Linda Falkenstein
Jerreh Kujabi and Samba Baldeh in the new store.
Jerreh Kujabi, left, and Samba Baldeh, opened Gooh Grocery in the former Visions nightclub.
It’s a success story on a number of levels. Strip club is transformed into neighborhood grocery store. A neighborhood within one of Madison’s food access improvement areas gets a locally owned market aimed at serving its specific needs within easy walking distance. An historic building in the Streamline Moderne style is saved from being replaced by another cookie-cutter development. And there are four new apartments on the second level. Win, win, win, win.
“This is a business, and we are in this to make money, but the business has a community component,” co-owner Samba Baldeh said at the grand opening of Gooh Grocery, 3554 East Washington Ave., on Friday. “As members of this community we feel it is our responsibility to give back, and to give back in a good way.”
The 3,200-foot-store was packed with friends and family, staff, neighborhood residents, and dignitaries including Lt. Gov. Sara Rodriguez; Sam Rikkers, deputy secretary and chief operating officer of the Wisconsin Economic Development Corporation; and Mayor Satya Rhodes-Conway.
The store stocks American staples as well as harder-to-find East Asian and West African foods, reflecting the population of the area.
“We are from the immigrant community, we know what people eat,” Baldeh tells Isthmus in an interview. Baldeh is state representative for the 48th Assembly District, which includes the market’s area. He is also a former city alder for the district adjacent to the Truax neighborhood where Gooh is located. “I know the neighborhood very very well,” says Baldeh.
Baldeh and co-owner Jerreh Kujabi, who was also on the Isthmus call, are originally from The Gambia. Kujabi lives in Sun Prairie where he works for the school district. Baldeh lives about five minutes from the store. Both have been in the U.S. for about two decades.
Baldeh and Kujabi’s project was grass roots. Neither had any experience with the grocery business when they started dreaming of the store. “Growing up in Africa, there are smaller corner stores, nothing of this magnitude,” says Baldeh. “I don’t have any professional experience in terms of running grocery stores. Jerreh, you can speak for yourself.”
“No, that’s accurate,” Kujabi says with a laugh.
They had run a West African restaurant, Burgers Plus, at West Towne Mall — but rising rents closed the business. They at first planned to reopen that restaurant elsewhere but about five years ago began thinking of better ways to provide access to food in one of Madison’s “food deserts” — areas that lack affordable, healthy food.
Other shopping options in the area include a Kwik Trip gas station that stocks some items and the Hy-Vee and Aldi grocery stores about a half-mile northeast on East Washington Avenue from Gooh — but across the major intersection of East Washington Avenue and Highway 51, perennially one of Madison’s most dangerous and least pedestrian-friendly intersections.
Baldeh and Kujabi had three sites in mind; they “got beat” to the former Kentucky Fried Chicken at 2958 East Washington (now a Sherwin Williams paint store), says Baldeh.
The option they settled on was the former site of Visions Nightclub, which closed Jan. 1, 2020. Visions and previous businesses at the site had a long history of nude dancing, massage parlor activity, and calls to the police.
The Visions site had a number of things to recommend it.

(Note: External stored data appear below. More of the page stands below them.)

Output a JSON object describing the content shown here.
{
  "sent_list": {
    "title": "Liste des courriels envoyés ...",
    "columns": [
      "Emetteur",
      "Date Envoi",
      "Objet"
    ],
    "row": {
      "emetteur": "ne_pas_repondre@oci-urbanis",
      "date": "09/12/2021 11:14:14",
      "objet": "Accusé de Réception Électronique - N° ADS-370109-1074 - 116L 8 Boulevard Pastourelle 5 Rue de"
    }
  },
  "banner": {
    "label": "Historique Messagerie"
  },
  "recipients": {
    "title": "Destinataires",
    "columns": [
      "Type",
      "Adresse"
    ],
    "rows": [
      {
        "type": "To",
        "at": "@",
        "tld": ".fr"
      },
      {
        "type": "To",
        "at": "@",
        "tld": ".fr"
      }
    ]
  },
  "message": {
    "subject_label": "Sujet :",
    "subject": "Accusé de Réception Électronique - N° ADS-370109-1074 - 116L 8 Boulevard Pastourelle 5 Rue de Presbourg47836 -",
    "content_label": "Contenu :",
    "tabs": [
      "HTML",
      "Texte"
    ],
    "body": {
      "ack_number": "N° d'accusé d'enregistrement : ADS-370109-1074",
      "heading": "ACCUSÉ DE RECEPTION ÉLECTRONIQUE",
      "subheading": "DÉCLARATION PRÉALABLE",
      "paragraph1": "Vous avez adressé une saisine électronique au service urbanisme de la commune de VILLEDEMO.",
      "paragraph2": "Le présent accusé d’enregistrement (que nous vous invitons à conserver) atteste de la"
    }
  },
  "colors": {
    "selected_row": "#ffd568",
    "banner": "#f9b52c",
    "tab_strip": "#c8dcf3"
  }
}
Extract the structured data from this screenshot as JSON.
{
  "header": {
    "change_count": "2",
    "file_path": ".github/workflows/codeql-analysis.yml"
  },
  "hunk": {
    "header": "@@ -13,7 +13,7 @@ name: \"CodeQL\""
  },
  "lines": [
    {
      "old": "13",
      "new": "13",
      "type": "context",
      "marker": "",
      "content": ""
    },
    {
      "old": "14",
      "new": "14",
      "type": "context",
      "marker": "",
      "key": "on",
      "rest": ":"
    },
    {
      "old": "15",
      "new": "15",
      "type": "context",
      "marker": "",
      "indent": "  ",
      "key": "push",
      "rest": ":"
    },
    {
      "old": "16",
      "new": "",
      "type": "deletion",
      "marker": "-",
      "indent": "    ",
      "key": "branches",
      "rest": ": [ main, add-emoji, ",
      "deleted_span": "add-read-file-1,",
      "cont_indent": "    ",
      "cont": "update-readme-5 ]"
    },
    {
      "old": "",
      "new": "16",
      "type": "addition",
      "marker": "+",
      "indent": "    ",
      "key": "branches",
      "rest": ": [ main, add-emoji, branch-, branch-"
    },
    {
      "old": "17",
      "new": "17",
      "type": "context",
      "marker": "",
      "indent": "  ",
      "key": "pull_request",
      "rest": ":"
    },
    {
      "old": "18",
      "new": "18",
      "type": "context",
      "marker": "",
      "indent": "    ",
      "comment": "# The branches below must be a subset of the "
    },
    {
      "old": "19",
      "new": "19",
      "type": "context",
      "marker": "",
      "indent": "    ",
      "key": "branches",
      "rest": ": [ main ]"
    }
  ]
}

It was in an area that could benefit from a walkable store and they would have a chance to improve a blighted property. “The neighborhood was tired of the activities there,” says Kujabi.
The building began life in 1948 as Kehl’s Casino, a restaurant, nightclub and event space. Baldeh and Kujabi were elated to learn that the building was in good shape so they could renovate it instead of tearing it down and starting from scratch. They have restored the building to look much as it did originally, including installing green awnings over the windows and a “porthole” window near the front door.
Funding for the $3 million project has come from a partnership of state and local agencies, including from the Madison Food Policy Council and the Wisconsin Economic Development Corporation, and $1.2 million of the partners’ own investment (including loans). Additional funding for the nearly-finished apartments on the second floor has been applied for from WHEDA, says Baldeh.
Baldeh and Kujabi say they didn’t quite realize how much new housing was coming to the immediate area when they decided on the Visions site.
The Rise Madison project broke ground on Jan. 25. The 100% affordable housing development at East Washington and Fair Oaks avenues, at the longtime site of the Gardner Bakery (later Bimbo Bakery), will add 245 housing units to the neighborhood. More housing is headed for redevelopment at 3555 East Washington, the site of Pedro’s restaurant.
Baldeh and Kujabi wanted a global grocery store that could serve the immigrant community. In planning, they asked neighborhood residents “what they couldn’t find,” says Baldeh.
While the two have been involved in every aspect of the project until now, they have hired four employees to run the store and are still interviewing for other staff. They are going to stay “very connected” says Baldeh, for the next six months or longer while the business gets off the ground.
The deli section stocks cold cuts and will also carry lamb, beef and goat — popular meats in West Africa and southeast Asia, especially in the Hmong community that has a “high presence in Truax,” says Kujabi. Ten varieties of fish, palm oil (often used in African cooking), gari (cassava flour) and gari ijebu (cassava cereal), millet, Egyptian rice, powdered rice and African teas are among the harder-to-find items stocked at Gooh, as well as food “everybody eats,” from greens to frozen pizza, Kujabi continues. The store will stock more than 3,000 different items with a focus on quality and healthy foods.
Gooh (the name means “the one” in the West African language Fulani) will not, however, sell alcohol or tobacco.
“As humans there is a purpose as to why we are all here. How do we contribute, to make the world better than we found it? We want to be that somebody you have never met, never seen, but who is changing your life at a distance,” says Baldeh.